The disgusting part is the fear of Modi and his administration. None dares to speak out in public. Even at a closed-door meeting, where some 200 academicians, lawyers and others present, when I asked them if they felt suffocated in Gujarat, all of them nodded their head in assent. But only a few of them were willing to join issue with the Modi government.
Therefore, it does not come as a surprise to me that the Gujarat government has slapped sedition charges against Ashish Nandy, a political psychologist, for an article which Modi considers critical. The article is factual and does not criticise the government for the carnage or non-rehabilitation of Muslims. Nandy only points out to the misuse of the state machinery.
Nandy's real attack is the on the middle class which he correctly denounces for not realising even after so many years that secularism and communalism are two different ideologies and cannot be mixed like water and fire. That a phrase like "the media and education have become hate factories" may not be to the liking of the middle class. But Nandy is known for making understatements, not exaggerating things.
I am reminded of an observation by a Mexican philosopher. The difference between dictatorship and democracy is that in the first, the top man changes the people and in the latter, the people change the top man. Modi has changed the very thinking of Gujaratis. Even the Gujarati NRIs have sacrificed Indian-ism at the altar of communalism.

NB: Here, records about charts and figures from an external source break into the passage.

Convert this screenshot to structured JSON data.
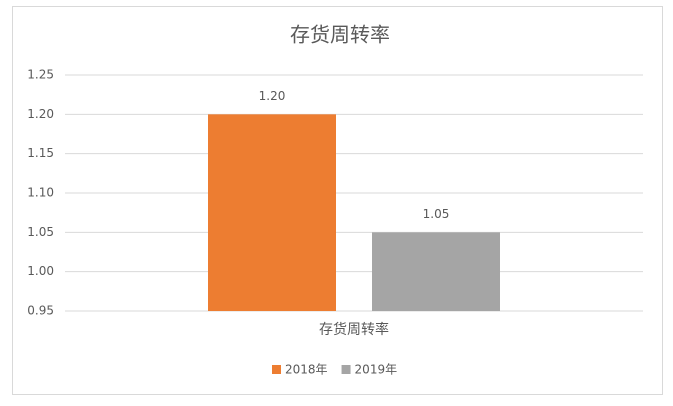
{
  "chart_data": {
    "type": "bar",
    "title": "存货周转率",
    "categories": [
      "存货周转率"
    ],
    "series": [
      {
        "name": "2018年",
        "color": "#ED7D31",
        "values": [
          1.2
        ],
        "value_labels": [
          "1.20"
        ]
      },
      {
        "name": "2019年",
        "color": "#A5A5A5",
        "values": [
          1.05
        ],
        "value_labels": [
          "1.05"
        ]
      }
    ],
    "ylim": [
      0.95,
      1.25
    ],
    "yticks": [
      0.95,
      {
        "value": 1,
        "label": "1.00"
      },
      1.05,
      {
        "value": 1.1,
        "label": "1.10"
      },
      1.15,
      {
        "value": 1.2,
        "label": "1.20"
      },
      1.25
    ],
    "grid": true,
    "legend": "bottom"
  }
}
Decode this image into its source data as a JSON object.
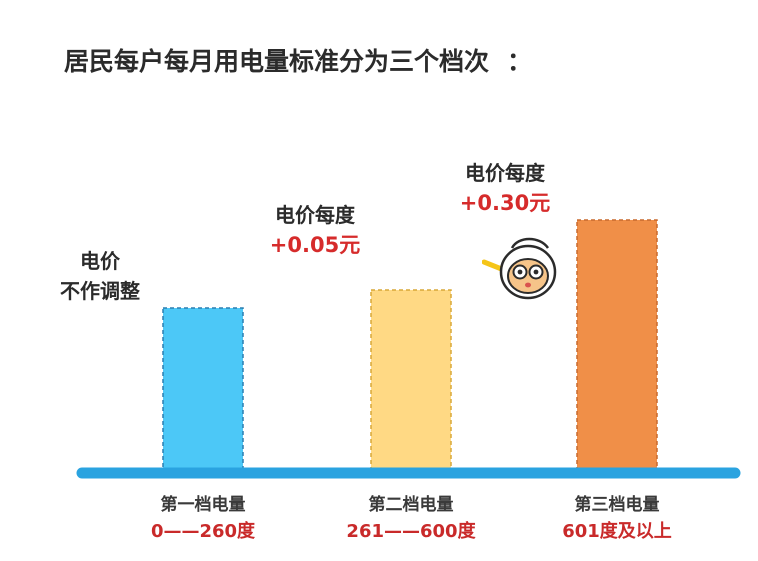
{
  "title": {
    "main": "居民每户每月用电量标准分为",
    "highlight": "三个档次",
    "colon": "："
  },
  "chart_data": {
    "type": "bar",
    "categories": [
      "第一档电量",
      "第二档电量",
      "第三档电量"
    ],
    "ranges": [
      "0——260度",
      "261——600度",
      "601度及以上"
    ],
    "values": [
      1,
      2,
      3
    ],
    "bar_colors": [
      "#4cc8f7",
      "#ffd984",
      "#f08f48"
    ],
    "annotations": [
      {
        "line1": "电价",
        "line2": "不作调整"
      },
      {
        "line1": "电价每度",
        "line2": "+0.05元"
      },
      {
        "line1": "电价每度",
        "line2": "+0.30元"
      }
    ],
    "baseline_color": "#2aa3e0"
  },
  "mascot": {
    "icon": "cartoon-face-icon"
  }
}
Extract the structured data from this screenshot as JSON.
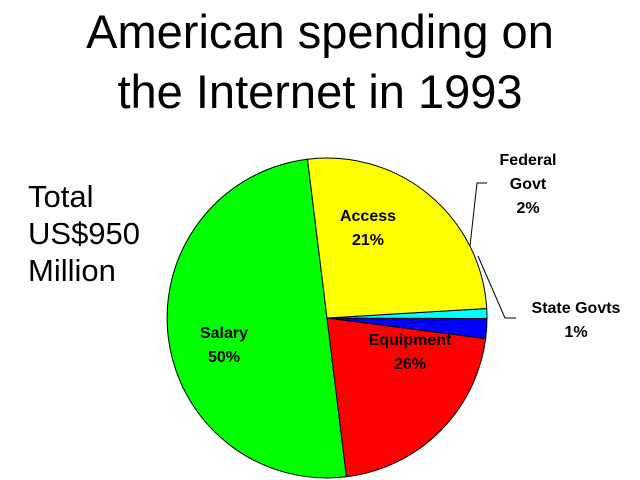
{
  "title": [
    "American spending on",
    "the Internet in 1993"
  ],
  "total_note": [
    "Total",
    "US$950",
    "Million"
  ],
  "colors": {
    "Salary": "#00ff00",
    "Access": "#ff0000",
    "Federal Govt": "#0000ff",
    "State Govts": "#00ffff",
    "Equipment": "#ffff00"
  },
  "chart_data": {
    "type": "pie",
    "title": "American spending on the Internet in 1993",
    "slices": [
      {
        "label": "Salary",
        "value": 50,
        "value_label": "50%"
      },
      {
        "label": "Access",
        "value": 21,
        "value_label": "21%"
      },
      {
        "label": "Federal Govt",
        "value": 2,
        "value_label": "2%"
      },
      {
        "label": "State Govts",
        "value": 1,
        "value_label": "1%"
      },
      {
        "label": "Equipment",
        "value": 26,
        "value_label": "26%"
      }
    ]
  }
}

There has been very little outcry against the government's action on Nandy's write-up. But for a few academicians from India and abroad, none, particularly from among the media hands, has spoken in his defence. At stake is the "freedom of expression." Today, it is academician Nandy; tomorrow it could be a journalist. I had imagined that we had learnt a lesson from the emergency for not speaking out when we should have. I personally think that the day when one sees the truth being attacked and keeps quiet is the day when one begins to die. I have no doubt that Nandy will come out of the ordeal unscathed. But it will be yet another case of our insensitivities. The society seems to be losing in its battle against communalism.